The kindness of strangers

Posted Oct. 27, 2008, at 8:25 p.m.
Last modified March 20, 2011, at 6:17 a.m.

Air Force Master Sgt. Colette Beaulieu of Hermon had a lot on her mind as she prepared for her recent deployment. Because her future plans were unclear, she had a home to sell, household belongings to put into storage, and an 18-year-old son to settle into a new apartment.

One critical pre-deployment task Beaulieu checked off her to-do list weeks ago, however, was figuring out what to do with her longtime friend and faithful companion Duke, an engaging and energetic 6-year-old yellow Lab mix. Thanks to a national organization that links deploying service members with local foster families, Duke will live with new friends in Milford during the three months Beaulieu is stationed at Minot Air Force Base in North Dakota.

On Monday evening, Beaulieu and her son Matthew drove Duke out to the County Road home of Rachel Putnam and her 22-year-old son, Aaron. As Duke got acquainted with Putnam’s shaggy, mellow, black pooch Kerby, and as the young men enclosed a section of the grassy yard with high chain-link fencing, the two women reviewed Duke’s health history, his diet and other particulars.

“That’s the microchip ID number, and that’s the number you call if he gets lost,” Beaulieu said, sitting at the table in Putnam’s cozy kitchen. Beaulieu and Putnam had signed an agreement detailing the legal aspects of the foster-care arrangement, including giving Putnam the authority to make medical decisions for Duke in Beaulieu’s absence.

For Beaulieu, it was crucial to find a safe home for her bouncy dog during her deployment.

“I got him at the [Bangor] animal shelter when he was just 8 weeks old,” Beaulieu said. “He’s been with me pretty much ever since. We’ve been through a lot together.”

Beaulieu and Putnam were brought together by Steve Albin, a retired houseplant dealer who lives in North Myrtle Beach, S.C. Albin decided to establish a nationwide network of volunteer foster families for the pets of service members after the attacks of Sept. 11, 2001, when, he said, tens of thousands of animals were given up for adoption, euthanized or simply abandoned when their owners were deployed.

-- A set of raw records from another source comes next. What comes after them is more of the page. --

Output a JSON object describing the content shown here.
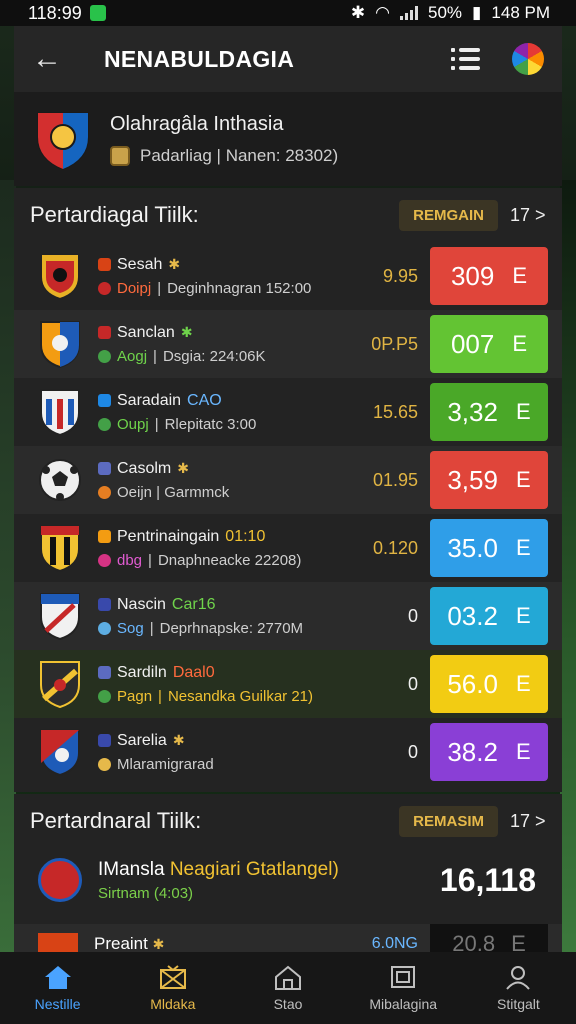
{
  "status_bar": {
    "time": "118:99",
    "battery": "50%",
    "clock": "148 PM"
  },
  "app_bar": {
    "title": "NENABULDAGIA",
    "back_icon": "arrow-left-icon",
    "menu_icon": "list-icon",
    "stats_icon": "pie-chart-icon"
  },
  "team_header": {
    "name": "Olahragâla Inthasia",
    "subtitle": "Padarliag | Nanen: 28302)"
  },
  "section1": {
    "title": "Pertardiagal Tiilk:",
    "remain_label": "REMGAIN",
    "nav_label": "17 >",
    "rows": [
      {
        "title": "Sesah",
        "title_extra": "",
        "sub_highlight": "Doipj",
        "sub": "Deginhnagran 152:00",
        "value": "9.95",
        "odd": "309",
        "odd_suffix": "E",
        "odd_color": "#e0453a"
      },
      {
        "title": "Sanclan",
        "title_extra": "",
        "sub_highlight": "Aogj",
        "sub": "Dsgia: 224:06K",
        "value": "0P.P5",
        "odd": "007",
        "odd_suffix": "E",
        "odd_color": "#63c433"
      },
      {
        "title": "Saradain",
        "title_extra": "CAO",
        "sub_highlight": "Oupj",
        "sub": "Rlepitatc 3:00",
        "value": "15.65",
        "odd": "3,32",
        "odd_suffix": "E",
        "odd_color": "#4aa828"
      },
      {
        "title": "Casolm",
        "title_extra": "",
        "sub_highlight": "",
        "sub": "Oeijn | Garmmck",
        "value": "01.95",
        "odd": "3,59",
        "odd_suffix": "E",
        "odd_color": "#e0453a"
      },
      {
        "title": "Pentrinaingain",
        "title_extra": "01:10",
        "sub_highlight": "dbg",
        "sub": "Dnaphneacke 22208)",
        "value": "0.120",
        "odd": "35.0",
        "odd_suffix": "E",
        "odd_color": "#2f9ee8"
      },
      {
        "title": "Nascin",
        "title_extra": "Car16",
        "sub_highlight": "Sog",
        "sub": "Deprhnapske: 2770M",
        "value": "0",
        "odd": "03.2",
        "odd_suffix": "E",
        "odd_color": "#23a8d6"
      },
      {
        "title": "Sardiln",
        "title_extra": "Daal0",
        "sub_highlight": "Pagn",
        "sub": "Nesandka Guilkar 21)",
        "value": "0",
        "odd": "56.0",
        "odd_suffix": "E",
        "odd_color": "#f2cc13"
      },
      {
        "title": "Sarelia",
        "title_extra": "",
        "sub_highlight": "",
        "sub": "Mlaramigrarad",
        "value": "0",
        "odd": "38.2",
        "odd_suffix": "E",
        "odd_color": "#8a3fd6"
      }
    ]
  },
  "section2": {
    "title": "Pertardnaral Tiilk:",
    "remain_label": "REMASIM",
    "nav_label": "17 >",
    "match": {
      "name": "IMansla",
      "name_extra": "Neagiari Gtatlangel)",
      "sub": "Sirtnam (4:03)",
      "score": "16,118"
    },
    "mini": {
      "title": "Preaint",
      "value": "6.0NG",
      "odd": "20.8",
      "odd_suffix": "E"
    }
  },
  "bottom_nav": [
    {
      "label": "Nestille",
      "icon": "home-icon"
    },
    {
      "label": "Mldaka",
      "icon": "bracket-icon"
    },
    {
      "label": "Stao",
      "icon": "house-outline-icon"
    },
    {
      "label": "Mibalagina",
      "icon": "gallery-icon"
    },
    {
      "label": "Stitgalt",
      "icon": "user-icon"
    }
  ]
}
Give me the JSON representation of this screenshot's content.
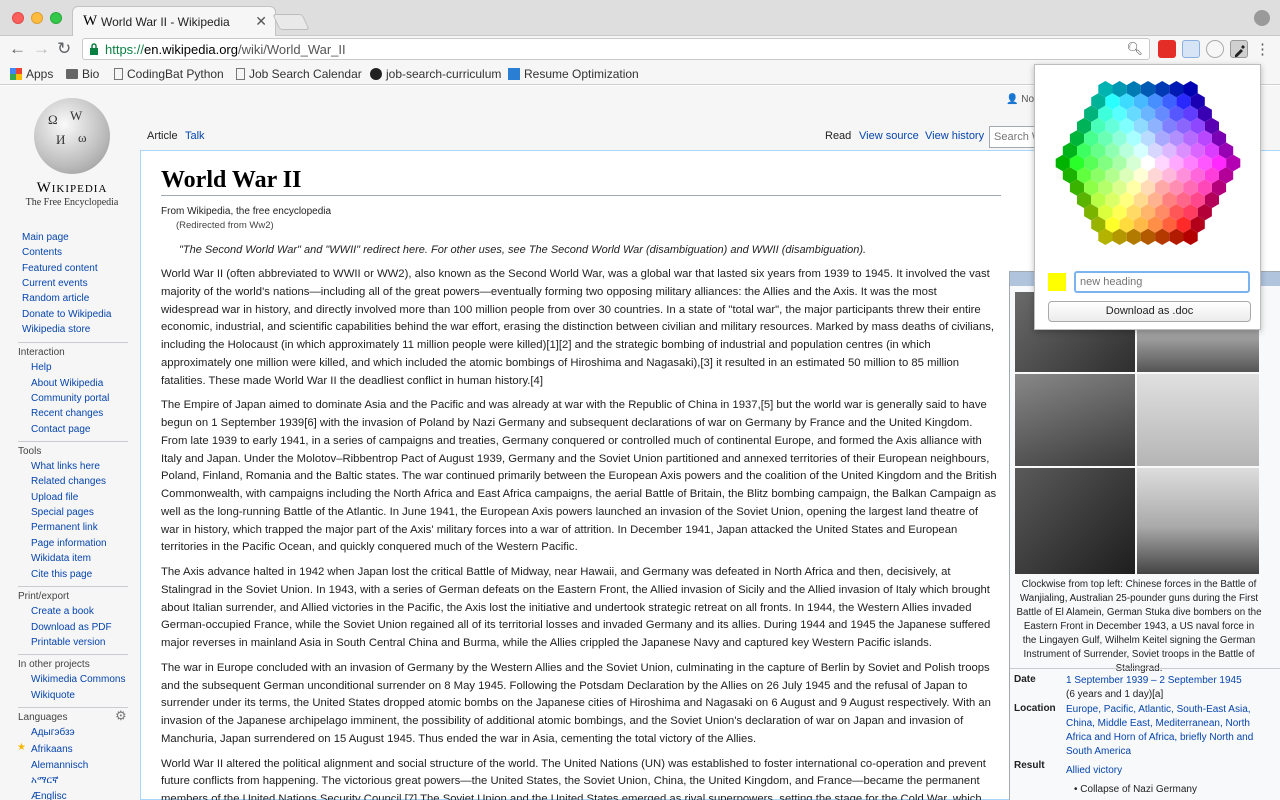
{
  "browser": {
    "tab_title": "World War II - Wikipedia",
    "url_scheme": "https://",
    "url_host": "en.wikipedia.org",
    "url_path": "/wiki/World_War_II",
    "bookmarks": [
      "Apps",
      "Bio",
      "CodingBat Python",
      "Job Search Calendar",
      "job-search-curriculum",
      "Resume Optimization"
    ]
  },
  "wiki": {
    "logo_wordmark": "Wikipedia",
    "logo_tagline": "The Free Encyclopedia",
    "personal": "Not",
    "nav": {
      "main": [
        "Main page",
        "Contents",
        "Featured content",
        "Current events",
        "Random article",
        "Donate to Wikipedia",
        "Wikipedia store"
      ],
      "interaction_header": "Interaction",
      "interaction": [
        "Help",
        "About Wikipedia",
        "Community portal",
        "Recent changes",
        "Contact page"
      ],
      "tools_header": "Tools",
      "tools": [
        "What links here",
        "Related changes",
        "Upload file",
        "Special pages",
        "Permanent link",
        "Page information",
        "Wikidata item",
        "Cite this page"
      ],
      "print_header": "Print/export",
      "print": [
        "Create a book",
        "Download as PDF",
        "Printable version"
      ],
      "projects_header": "In other projects",
      "projects": [
        "Wikimedia Commons",
        "Wikiquote"
      ],
      "languages_header": "Languages",
      "languages": [
        "Адыгэбзэ",
        "Afrikaans",
        "Alemannisch",
        "አማርኛ",
        "Ænglisc"
      ]
    },
    "tabs": {
      "article": "Article",
      "talk": "Talk",
      "read": "Read",
      "view_source": "View source",
      "view_history": "View history",
      "search_placeholder": "Search W"
    },
    "title": "World War II",
    "from": "From Wikipedia, the free encyclopedia",
    "redirected": "(Redirected from Ww2)",
    "hatnote": "\"The Second World War\" and \"WWII\" redirect here. For other uses, see The Second World War (disambiguation) and WWII (disambiguation).",
    "paragraphs": [
      "World War II (often abbreviated to WWII or WW2), also known as the Second World War, was a global war that lasted six years from 1939 to 1945. It involved the vast majority of the world's nations—including all of the great powers—eventually forming two opposing military alliances: the Allies and the Axis. It was the most widespread war in history, and directly involved more than 100 million people from over 30 countries. In a state of \"total war\", the major participants threw their entire economic, industrial, and scientific capabilities behind the war effort, erasing the distinction between civilian and military resources. Marked by mass deaths of civilians, including the Holocaust (in which approximately 11 million people were killed)[1][2] and the strategic bombing of industrial and population centres (in which approximately one million were killed, and which included the atomic bombings of Hiroshima and Nagasaki),[3] it resulted in an estimated 50 million to 85 million fatalities. These made World War II the deadliest conflict in human history.[4]",
      "The Empire of Japan aimed to dominate Asia and the Pacific and was already at war with the Republic of China in 1937,[5] but the world war is generally said to have begun on 1 September 1939[6] with the invasion of Poland by Nazi Germany and subsequent declarations of war on Germany by France and the United Kingdom. From late 1939 to early 1941, in a series of campaigns and treaties, Germany conquered or controlled much of continental Europe, and formed the Axis alliance with Italy and Japan. Under the Molotov–Ribbentrop Pact of August 1939, Germany and the Soviet Union partitioned and annexed territories of their European neighbours, Poland, Finland, Romania and the Baltic states. The war continued primarily between the European Axis powers and the coalition of the United Kingdom and the British Commonwealth, with campaigns including the North Africa and East Africa campaigns, the aerial Battle of Britain, the Blitz bombing campaign, the Balkan Campaign as well as the long-running Battle of the Atlantic. In June 1941, the European Axis powers launched an invasion of the Soviet Union, opening the largest land theatre of war in history, which trapped the major part of the Axis' military forces into a war of attrition. In December 1941, Japan attacked the United States and European territories in the Pacific Ocean, and quickly conquered much of the Western Pacific.",
      "The Axis advance halted in 1942 when Japan lost the critical Battle of Midway, near Hawaii, and Germany was defeated in North Africa and then, decisively, at Stalingrad in the Soviet Union. In 1943, with a series of German defeats on the Eastern Front, the Allied invasion of Sicily and the Allied invasion of Italy which brought about Italian surrender, and Allied victories in the Pacific, the Axis lost the initiative and undertook strategic retreat on all fronts. In 1944, the Western Allies invaded German-occupied France, while the Soviet Union regained all of its territorial losses and invaded Germany and its allies. During 1944 and 1945 the Japanese suffered major reverses in mainland Asia in South Central China and Burma, while the Allies crippled the Japanese Navy and captured key Western Pacific islands.",
      "The war in Europe concluded with an invasion of Germany by the Western Allies and the Soviet Union, culminating in the capture of Berlin by Soviet and Polish troops and the subsequent German unconditional surrender on 8 May 1945. Following the Potsdam Declaration by the Allies on 26 July 1945 and the refusal of Japan to surrender under its terms, the United States dropped atomic bombs on the Japanese cities of Hiroshima and Nagasaki on 6 August and 9 August respectively. With an invasion of the Japanese archipelago imminent, the possibility of additional atomic bombings, and the Soviet Union's declaration of war on Japan and invasion of Manchuria, Japan surrendered on 15 August 1945. Thus ended the war in Asia, cementing the total victory of the Allies.",
      "World War II altered the political alignment and social structure of the world. The United Nations (UN) was established to foster international co-operation and prevent future conflicts from happening. The victorious great powers—the United States, the Soviet Union, China, the United Kingdom, and France—became the permanent members of the United Nations Security Council.[7] The Soviet Union and the United States emerged as rival superpowers, setting the stage for the Cold War, which"
    ],
    "infobox": {
      "caption": "Clockwise from top left: Chinese forces in the Battle of Wanjialing, Australian 25-pounder guns during the First Battle of El Alamein, German Stuka dive bombers on the Eastern Front in December 1943, a US naval force in the Lingayen Gulf, Wilhelm Keitel signing the German Instrument of Surrender, Soviet troops in the Battle of Stalingrad.",
      "date_label": "Date",
      "date_value": "1 September 1939 – 2 September 1945",
      "date_sub": "(6 years and 1 day)[a]",
      "location_label": "Location",
      "location_value": "Europe, Pacific, Atlantic, South-East Asia, China, Middle East, Mediterranean, North Africa and Horn of Africa, briefly North and South America",
      "result_label": "Result",
      "result_value": "Allied victory",
      "result_bullet": "Collapse of Nazi Germany"
    }
  },
  "popup": {
    "swatch_color": "#ffff00",
    "heading_placeholder": "new heading",
    "download_label": "Download as .doc"
  }
}
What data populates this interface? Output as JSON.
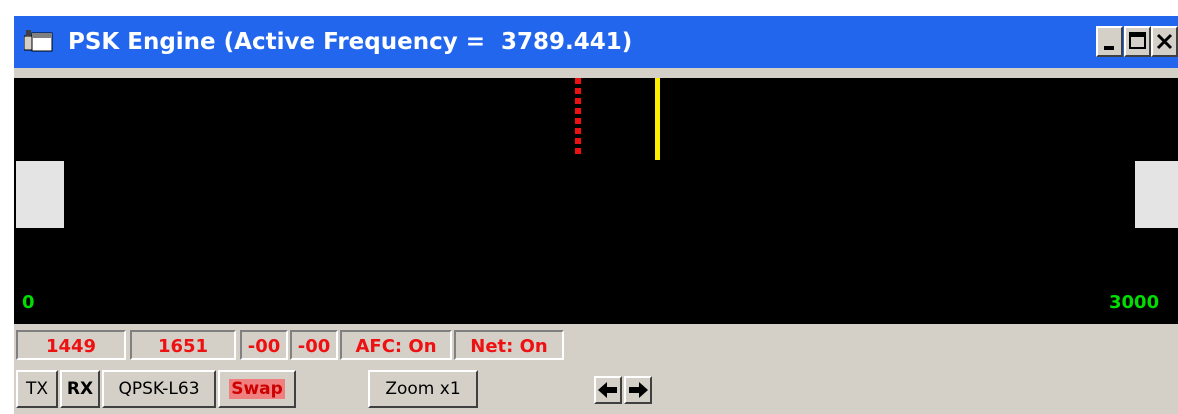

“What kind of a morale-builder is that?” Albin asked during a recent telephone interview. Since his Internet-based organization, NetPets, was established, more than 12,000 dogs, cats, birds, ferrets, rabbits, snakes and other creatures have found safe, temporary homes with caring strangers, he said. Even a potbelly pig and an emu have been taken in, along with goats, horses and other livestock.

The organization also provides assistance to people who have been forced to leave pets behind during disasters such as hurricanes or flooding.

In Maine, Albin said, NetPets has put at least 50 service members in touch with foster families.

Most foster-pet placements last from nine to 12 months, but NetPets has placed animals for as little as one month and as long as 18 months. The organization provides contact information and a recommended legal framework for the parties to use but takes no responsibility for the outcome of the fostering agreements. NetPets operates on charitable donations and does not charge for its services. So far, there have been few problems, Albin said.

Pet owners reimburse the unpaid foster homes for all expenses related to the care of their pets, including vet bills, food and professional boarding if it becomes necessary. In the event that the service member is killed or seriously injured while deployed, NetPets will help resolve the situation.

On Tuesday, Rachel Putnam said Duke’s first night had been a little rough.

“He wouldn’t leave Kerby alone,” she said. But by later that day, she reported, the two dogs were playing happily together. After a couple of spats, she added, Duke’s interest in her two cats had waned and all signs pointed to a successful foster care placement.

Putnam, retired from a 20-year career in the Navy, said she read about NetPets in an online military newsletter and felt called to offer her services.

“When I deployed overseas, I left my dogs behind,” she said. “I had to give them up. I know how hard it can be to leave a pet behind.”

Beaulieu, whose flight left early last week, said she was sad to leave Duke but comforted by knowing he’ll be in capable and affectionate hands while she’s gone. During her 16 years in the Air National Guard, she said, she has seen many service members struggle to find temporary homes for their pets when they deploy. Too often, pets are taken to shelters or put to sleep, she said, but those options weren’t for her, or for Duke.

“I took him from the Humane Society when he was just a puppy. I chose to give him a home,” Beaulieu said. “I could never give him up.”